# Spurios Correlations

#### NobleSavage

##### Veteran Member
US spending on science, space, and technology
correlates with Suicides by hanging, strangulation and suffocation

Number people who drowned by falling into a swimming-pool
correlates with Number of films Niclas Cage appeared in

Divorce rate in Maine correlates with
Per capita consumption of margarine (US)

And many more at http://tylervigen.com/

#### Petrel

##### Member
I read a novel some years ago wherein a judge banned peanut butter from his home, because there was a statistical link between the consumption of peanut butter and the commission of violent crime.

The link was: they serve a lot of peanut butter in prisons because it's cheap.
Every one of those graphs, and many similar graphs, might have a third and/or fourth factor that connects them.
Or could be sheer coincidence.
(Assuming they're accurate in the first place.)

#### doubtingt

##### Senior Member
It is no coincidence that all the examples have time as the unit of analysis. The most glaring and seemingly silly of spurious correlations tend to when 2 variables are examined for their change over time. Since time is inherently confounded with every variable in the universe that changes in a systematic non-random way over time. Causality moves forward through time (fuck you, Stephen Hawking), such that the value of any quantitative variable at TimeX will be a function of the value at TimeX -1. Thus, even for variables that fluctuate in a cycles over time, for any narrow window of time, that variable is very likely to be systematically going up or going down. That will make it correlate either positively or negatively with every other variable in the universe that is also going up or down during that same time span.
This is why the most uninformative and most likely to be silly meaningless correlations tend to be 2 variables correlated in a linear way over time, and the shorter the time span the more meaningless. Complex non-linear correlations where the variable go up and down together are much less likely by chance. The Nick Cage example is nonlinear, so you can find them, but you have to hunt for such relationships. A priori there was a low chance that Nick cage movies would correlate in such a pattern with number of pool deaths. Someone just took tons of variables, and found this pair that worked. In contrast, a priori there is a very good chance that divorce rate in Maine and margarine consumption would correlate in a linear way either positively or negatively.

Notice that this time problem doesn't exist when the unit of analysis is not time, such as the correlation between IQ and belief in God among a sample of people (people is the unit of analysis rather than Time). Unlike each unit of time, each person does not belong in a specific place relative to each other on the X axis. Unlike units of time, people cannot be arranged in any order or any meaningful way unless you have another variable on which to order them. That is why graphs for these kinds of correlations have the 2 variables of interest on the X and Y axis and "person" is not represented at all on the graph. This eliminates most of the variables in the universe as potential sources of correlation. Anything that is only related to these variables because it also changes over time will not cause a correlation at the person level. When time is not your unit of analysis, then the source of the correlation is limited to some other variable that systematically varies between whatever is your unit of analysis. That leaves 3 options. Either is X causing Y, Y causing X, and/or some variable Z causing both X and Y. Variable Z causing X and Y tends to be less "spurious" of a relationship because it means that the correlated variables have a common causal factor that varies between people. Often this can be quite theoretically meaningful, even though it isn't a direct causal connection between X and Y.
Back to IQ and theism, even if lower IQ doesn't cause theism, many of the probably Z variables are still interesting and tell us something about the nature of theism and/or IQ. For example, maybe parental income creates social environments that promote theism and impact education such as to impact IQ performance. That still tells us something about the psychology of theism and what enables it, plus how IQ is hampered by some of the same factors.

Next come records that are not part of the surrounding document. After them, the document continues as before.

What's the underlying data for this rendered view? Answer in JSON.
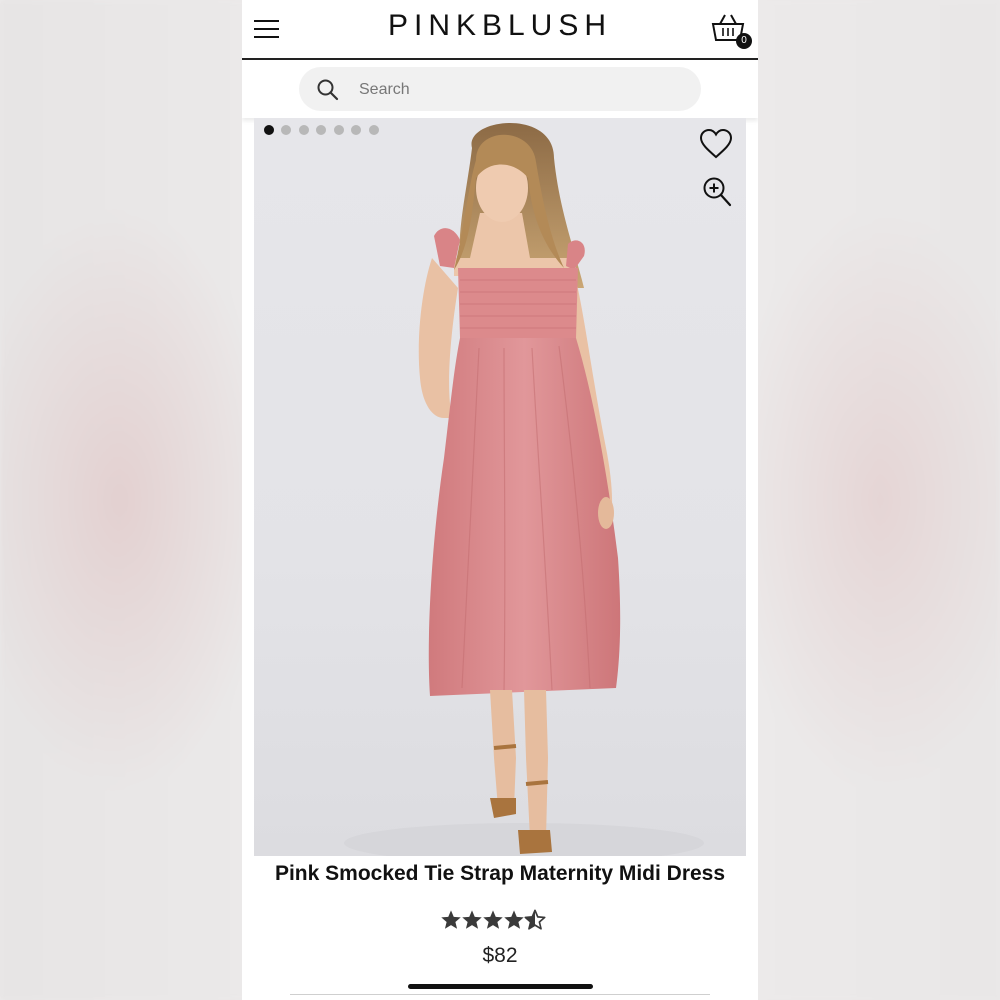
{
  "header": {
    "logo": "PINKBLUSH",
    "cart_count": "0"
  },
  "search": {
    "placeholder": "Search"
  },
  "gallery": {
    "total_images": 7,
    "active_index": 0
  },
  "product": {
    "title": "Pink Smocked Tie Strap Maternity Midi Dress",
    "rating": 4.5,
    "rating_max": 5,
    "price": "$82"
  },
  "icons": {
    "menu": "hamburger-menu-icon",
    "cart": "shopping-basket-icon",
    "search": "search-icon",
    "wishlist": "heart-icon",
    "zoom": "zoom-in-icon",
    "star": "star-icon"
  },
  "colors": {
    "dress": "#dc8a8c",
    "text": "#111111",
    "star": "#3a3a3a"
  }
}
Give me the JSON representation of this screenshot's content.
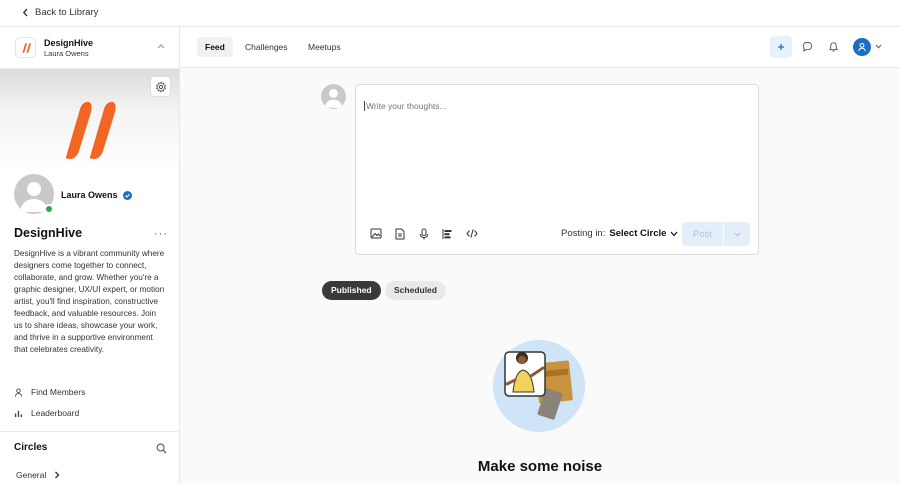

A final note is that a good way to show that a correlation is meaningful and likely due to a relatively direct causal relation is to show that the correlation emerges at many different levels of analysis, such as between individual persons, between states, between groups, between nations, and over time. Since each unit of analysis has confounding factors but they differ from each other in which confounding factors, a correlation that holds under all units of analysis can't be due to confounds that only apply to some of the units of analysis.

#### hurtinbuckaroo

##### Veteran Member
The Super Bowl/Dow Jones correlation was my favorite. Between 1967 and 1997, the conference that won correlated with the direction of the DJIA 28 out of 31 times (up when an NFC team wins, down when an AFC team wins).